LONDON, (Reuters) – Stock markets climbed around the world on Friday, taking their lead from Wall St’s late rally the previous session and helped by easing interbank lending rates, lower oil prices and encouraging earnings from technology firms.
But extreme market volatility remained the dominant feature as stocks were buffeted by both fears of deep economic recession and hopes the financial crunch is finally starting to ease following dramatic government and central intervention in the banking system over the past week.
Key measures of stock market volatility, gleaned from the options market, have skyrocketed this week. The Chicago Board Options Exchange Volatility Index, known as the VIX, set a record of at 81.27 percent on Thursday. This so-called “fear gauge” was as low as 20-25 percent right through August.
The German Dax equivalent index was equally supercharged and set a record high of 85.12 percent on Friday. “This is the most volatile week we’ve seen,” said Thierry Lacraz, strategist at Swiss bank Pictet in Geneva. “The sole intelligent thing is to remain on the sidelines and not make any huge bets.” “The global economic environment is still very negative, especially in the United States.”
MSCI’s main world stock index, which has lost more than 40 percent of its value this year, was up 0.7 percent on the day.
The pan-European FTSEurofirst 300 gained 2.26 percent and Japan’s benchmark Nikkei closed up 2.8 percent after losing more than 11 percent on Thursday.
Futures for the Dow Jones industrial average, the Nasdaq 100 and the S&P 500 share indexes all indicated a lower start on Wall Street later, however.

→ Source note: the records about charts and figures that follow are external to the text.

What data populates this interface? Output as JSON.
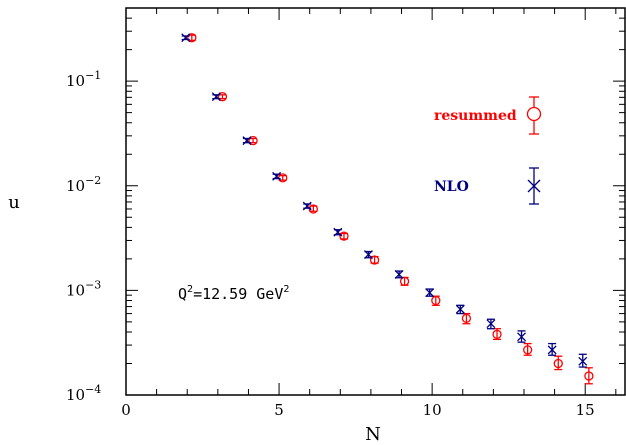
{
  "chart_data": {
    "type": "scatter",
    "title": "",
    "xlabel": "N",
    "ylabel": "u",
    "xlim": [
      0,
      16.3
    ],
    "ylim": [
      0.0001,
      0.5
    ],
    "yscale": "log",
    "x_ticks": [
      0,
      5,
      10,
      15
    ],
    "x_tick_labels": [
      "0",
      "5",
      "10",
      "15"
    ],
    "y_ticks": [
      0.0001,
      0.001,
      0.01,
      0.1
    ],
    "y_tick_mantissa": "10",
    "y_tick_exponents": [
      "−4",
      "−3",
      "−2",
      "−1"
    ],
    "legend_position": "right",
    "annotation": {
      "prefix": "Q",
      "sup1": "2",
      "middle": "=12.59 GeV",
      "sup2": "2"
    },
    "series": [
      {
        "name": "resummed",
        "color": "#ff0000",
        "marker": "circle",
        "points": [
          {
            "x": 2.15,
            "y": 0.26,
            "err_low": 0.245,
            "err_high": 0.275
          },
          {
            "x": 3.15,
            "y": 0.071,
            "err_low": 0.068,
            "err_high": 0.074
          },
          {
            "x": 4.15,
            "y": 0.027,
            "err_low": 0.0258,
            "err_high": 0.0283
          },
          {
            "x": 5.12,
            "y": 0.0119,
            "err_low": 0.0113,
            "err_high": 0.0125
          },
          {
            "x": 6.12,
            "y": 0.006,
            "err_low": 0.0057,
            "err_high": 0.0064
          },
          {
            "x": 7.12,
            "y": 0.0033,
            "err_low": 0.0031,
            "err_high": 0.0035
          },
          {
            "x": 8.12,
            "y": 0.00195,
            "err_low": 0.00182,
            "err_high": 0.0021
          },
          {
            "x": 9.1,
            "y": 0.00122,
            "err_low": 0.00112,
            "err_high": 0.00133
          },
          {
            "x": 10.12,
            "y": 0.0008,
            "err_low": 0.00072,
            "err_high": 0.00088
          },
          {
            "x": 11.12,
            "y": 0.00054,
            "err_low": 0.00048,
            "err_high": 0.0006
          },
          {
            "x": 12.12,
            "y": 0.00038,
            "err_low": 0.00034,
            "err_high": 0.00043
          },
          {
            "x": 13.12,
            "y": 0.00027,
            "err_low": 0.00024,
            "err_high": 0.00031
          },
          {
            "x": 14.12,
            "y": 0.0002,
            "err_low": 0.000175,
            "err_high": 0.000235
          },
          {
            "x": 15.12,
            "y": 0.000152,
            "err_low": 0.000128,
            "err_high": 0.000182
          }
        ]
      },
      {
        "name": "NLO",
        "color": "#00007f",
        "marker": "x",
        "points": [
          {
            "x": 1.95,
            "y": 0.26,
            "err_low": 0.25,
            "err_high": 0.27
          },
          {
            "x": 2.95,
            "y": 0.071,
            "err_low": 0.068,
            "err_high": 0.074
          },
          {
            "x": 3.95,
            "y": 0.027,
            "err_low": 0.0258,
            "err_high": 0.0283
          },
          {
            "x": 4.92,
            "y": 0.0123,
            "err_low": 0.0117,
            "err_high": 0.0129
          },
          {
            "x": 5.92,
            "y": 0.0064,
            "err_low": 0.0061,
            "err_high": 0.0067
          },
          {
            "x": 6.92,
            "y": 0.0036,
            "err_low": 0.0034,
            "err_high": 0.0038
          },
          {
            "x": 7.92,
            "y": 0.0022,
            "err_low": 0.00205,
            "err_high": 0.00235
          },
          {
            "x": 8.92,
            "y": 0.00142,
            "err_low": 0.00132,
            "err_high": 0.00153
          },
          {
            "x": 9.92,
            "y": 0.00095,
            "err_low": 0.00088,
            "err_high": 0.00103
          },
          {
            "x": 10.92,
            "y": 0.00066,
            "err_low": 0.0006,
            "err_high": 0.00072
          },
          {
            "x": 11.92,
            "y": 0.00048,
            "err_low": 0.00043,
            "err_high": 0.00053
          },
          {
            "x": 12.92,
            "y": 0.00036,
            "err_low": 0.00032,
            "err_high": 0.00041
          },
          {
            "x": 13.92,
            "y": 0.00027,
            "err_low": 0.00024,
            "err_high": 0.00031
          },
          {
            "x": 14.92,
            "y": 0.00021,
            "err_low": 0.000185,
            "err_high": 0.000245
          }
        ]
      }
    ]
  }
}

In extended trade on Thursday, shares in IBM rose 1.7 percent, Google Inc gained 7.5 percent and Advanced Micro Devices was up 7.4 percent after their results beat Wall Street estimates. But at 1230 GMT, the U.S. Commerce Department is scheduled to release housing starts and permits for September and economists in a Reuters survey forecast a median fall to 880,000 housing starts from 895,000 in August. “There’s still nervousness in the market about the real economy, but in terms of valuations the price is good right now,” said Nagayuki Yamagishi, a strategist at Mitsubishi UFJ Securities in Japan.
And those hopes that long-term value investors, who can tolerate withering day-to-day volatility, may start to look at the market were boosted on Friday.

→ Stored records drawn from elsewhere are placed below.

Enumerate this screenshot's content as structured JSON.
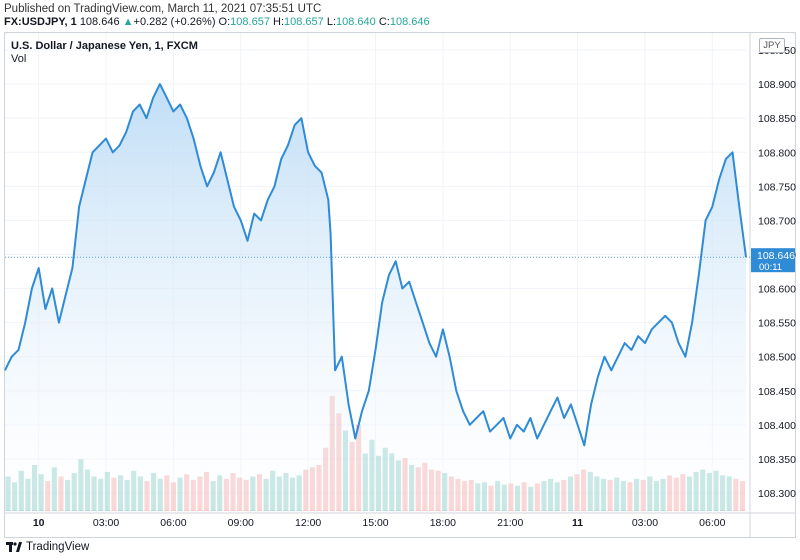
{
  "header": {
    "published": "Published on TradingView.com, March 11, 2021 07:35:51 UTC",
    "symbol": "FX:USDJPY, 1",
    "last": "108.646",
    "change_arrow": "▲",
    "change": "+0.282 (+0.26%)",
    "o_label": "O:",
    "o_value": "108.657",
    "h_label": "H:",
    "h_value": "108.657",
    "l_label": "L:",
    "l_value": "108.640",
    "c_label": "C:",
    "c_value": "108.646"
  },
  "legend": {
    "title": "U.S. Dollar / Japanese Yen, 1, FXCM",
    "vol": "Vol"
  },
  "currency_badge": "JPY",
  "footer": {
    "brand": "TradingView",
    "icon": "tradingview-logo-icon"
  },
  "colors": {
    "line": "#2f8bd6",
    "area_top": "#b9daf5",
    "area_bottom": "#ffffff",
    "vol_up": "#4fb3ab",
    "vol_down": "#ef8080",
    "price_label_bg": "#2f8bd6",
    "grid": "#f0f3fa"
  },
  "chart_data": {
    "type": "area",
    "title": "U.S. Dollar / Japanese Yen, 1, FXCM",
    "ylim": [
      108.275,
      108.975
    ],
    "y_ticks": [
      "108.950",
      "108.900",
      "108.850",
      "108.800",
      "108.750",
      "108.700",
      "108.650",
      "108.600",
      "108.550",
      "108.500",
      "108.450",
      "108.400",
      "108.350",
      "108.300"
    ],
    "x_tick_labels": [
      "10",
      "03:00",
      "06:00",
      "09:00",
      "12:00",
      "15:00",
      "18:00",
      "21:00",
      "11",
      "03:00",
      "06:00"
    ],
    "x_tick_hours": [
      0,
      3,
      6,
      9,
      12,
      15,
      18,
      21,
      24,
      27,
      30
    ],
    "x_range_hours": [
      -1.5,
      31.5
    ],
    "x_unit": "hours from March 10 00:00 UTC",
    "last_price": "108.646",
    "countdown": "00:11",
    "series": [
      {
        "name": "USDJPY",
        "x": [
          -1.5,
          -1.2,
          -0.9,
          -0.6,
          -0.3,
          0.0,
          0.3,
          0.6,
          0.9,
          1.2,
          1.5,
          1.8,
          2.1,
          2.4,
          2.7,
          3.0,
          3.3,
          3.6,
          3.9,
          4.2,
          4.5,
          4.8,
          5.1,
          5.4,
          5.7,
          6.0,
          6.3,
          6.6,
          6.9,
          7.2,
          7.5,
          7.8,
          8.1,
          8.4,
          8.7,
          9.0,
          9.3,
          9.6,
          9.9,
          10.2,
          10.5,
          10.8,
          11.1,
          11.4,
          11.7,
          12.0,
          12.3,
          12.6,
          12.9,
          13.0,
          13.2,
          13.5,
          13.8,
          14.1,
          14.4,
          14.7,
          15.0,
          15.3,
          15.6,
          15.9,
          16.2,
          16.5,
          16.8,
          17.1,
          17.4,
          17.7,
          18.0,
          18.3,
          18.6,
          18.9,
          19.2,
          19.5,
          19.8,
          20.1,
          20.4,
          20.7,
          21.0,
          21.3,
          21.6,
          21.9,
          22.2,
          22.5,
          22.8,
          23.1,
          23.4,
          23.7,
          24.0,
          24.3,
          24.6,
          24.9,
          25.2,
          25.5,
          25.8,
          26.1,
          26.4,
          26.7,
          27.0,
          27.3,
          27.6,
          27.9,
          28.2,
          28.5,
          28.8,
          29.1,
          29.4,
          29.7,
          30.0,
          30.3,
          30.6,
          30.9,
          31.2,
          31.5
        ],
        "y": [
          108.48,
          108.5,
          108.51,
          108.55,
          108.6,
          108.63,
          108.57,
          108.6,
          108.55,
          108.59,
          108.63,
          108.72,
          108.76,
          108.8,
          108.81,
          108.82,
          108.8,
          108.81,
          108.83,
          108.86,
          108.87,
          108.85,
          108.88,
          108.9,
          108.88,
          108.86,
          108.87,
          108.85,
          108.82,
          108.78,
          108.75,
          108.77,
          108.8,
          108.76,
          108.72,
          108.7,
          108.67,
          108.71,
          108.7,
          108.73,
          108.75,
          108.79,
          108.81,
          108.84,
          108.85,
          108.8,
          108.78,
          108.77,
          108.73,
          108.68,
          108.48,
          108.5,
          108.43,
          108.38,
          108.42,
          108.45,
          108.51,
          108.58,
          108.62,
          108.64,
          108.6,
          108.61,
          108.58,
          108.55,
          108.52,
          108.5,
          108.54,
          108.5,
          108.45,
          108.42,
          108.4,
          108.41,
          108.42,
          108.39,
          108.4,
          108.41,
          108.38,
          108.4,
          108.39,
          108.41,
          108.38,
          108.4,
          108.42,
          108.44,
          108.41,
          108.43,
          108.4,
          108.37,
          108.43,
          108.47,
          108.5,
          108.48,
          108.5,
          108.52,
          108.51,
          108.53,
          108.52,
          108.54,
          108.55,
          108.56,
          108.55,
          108.52,
          108.5,
          108.55,
          108.62,
          108.7,
          108.72,
          108.76,
          108.79,
          108.8,
          108.72,
          108.646
        ]
      }
    ],
    "volume": {
      "name": "Vol",
      "values": [
        0.3,
        0.25,
        0.35,
        0.28,
        0.4,
        0.32,
        0.26,
        0.38,
        0.3,
        0.27,
        0.33,
        0.45,
        0.36,
        0.3,
        0.28,
        0.34,
        0.29,
        0.31,
        0.27,
        0.35,
        0.3,
        0.26,
        0.33,
        0.28,
        0.31,
        0.25,
        0.29,
        0.32,
        0.27,
        0.3,
        0.34,
        0.26,
        0.31,
        0.28,
        0.33,
        0.29,
        0.27,
        0.3,
        0.32,
        0.28,
        0.35,
        0.3,
        0.33,
        0.29,
        0.31,
        0.36,
        0.38,
        0.4,
        0.55,
        1.0,
        0.85,
        0.7,
        0.6,
        0.75,
        0.5,
        0.62,
        0.48,
        0.55,
        0.5,
        0.44,
        0.46,
        0.4,
        0.38,
        0.42,
        0.36,
        0.35,
        0.33,
        0.3,
        0.28,
        0.26,
        0.27,
        0.24,
        0.25,
        0.22,
        0.26,
        0.23,
        0.24,
        0.22,
        0.25,
        0.21,
        0.24,
        0.26,
        0.28,
        0.25,
        0.27,
        0.3,
        0.32,
        0.36,
        0.34,
        0.3,
        0.28,
        0.27,
        0.29,
        0.26,
        0.25,
        0.28,
        0.27,
        0.3,
        0.26,
        0.28,
        0.31,
        0.29,
        0.32,
        0.3,
        0.34,
        0.36,
        0.33,
        0.35,
        0.31,
        0.3,
        0.28,
        0.26
      ]
    }
  }
}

In an opinion column in Friday’s New York Times, billionaire investor Warren Buffett said he was now buying U.S. stocks. “A simple rule dictates my buying: Be fearful when others are greedy, and be greedy when others are fearful,” Buffett wrote in the paper.
“What is likely…is that the market will move higher, perhaps substantially so, well before either sentiment or the economy turns up,” he said. “So if you wait for the robins, spring will be over.
Signs of the first substantial thaw in that credit winter were also seen on Friday and encouraged optimists that the worst of the financial freeze, if not the economic recession, was at least at hand.
The interbank cost of borrowing dollars, euros and sterling fell across all maturities up to one year again on Friday, most notably at the very short end, the British Bankers Association’s daily fixing showed on Friday.
Interbank lending rates have eased this week in response to governments’ aggressive steps to unclog money markets, with the effect particularly noticeable for the shortest lending periods.
The premia of three-month London interbank offered rates for dollars and euros over anticipated central bank rates or Overnight Index Swap OIS rates — seen as a gauge of banks’ willingness to lend to each other — also narrowed on Friday. “We’re seeing bits and pieces (of short-term lending activity) but there’s a long way to go,” said one money trader. “There’s a lot of risk aversion out there even though we have a lot of guarantees in Europe. We want to see details of these plans. We’ve had the headlines but we need the nitty gritty details, what it covers, who it covers.”
US crude oil prices clawed back above $70 per barrel on Friday, helped by growing expectations for an OPEC production cut, after plunging to a 16-month low of $68.57 on Thursday.
The yen rose on Friday as stocks gave up much of their early gains, highlighting an ongoing slump in risk appetite due to fears of a global recession.
Investors were wary that bank bailouts by governments around the world would come at a high cost to an already slowing global economy. As a result, an ongoing reversal in risky trades boosted the low-yielding Japanese currency, pushing it higher in volatile trade.
“We’re still in an incredibly unstable market which will persist for a long time. Although we’ve had all these policy initiatives, it won’t necessarily stop the extreme moves we’ve seen across the markets,” said Bilal Hafeez, foreign exchange strategist at Deutsche Bank in London.
The dollar was firmer against other major currencies and euro zone government bonds slipped.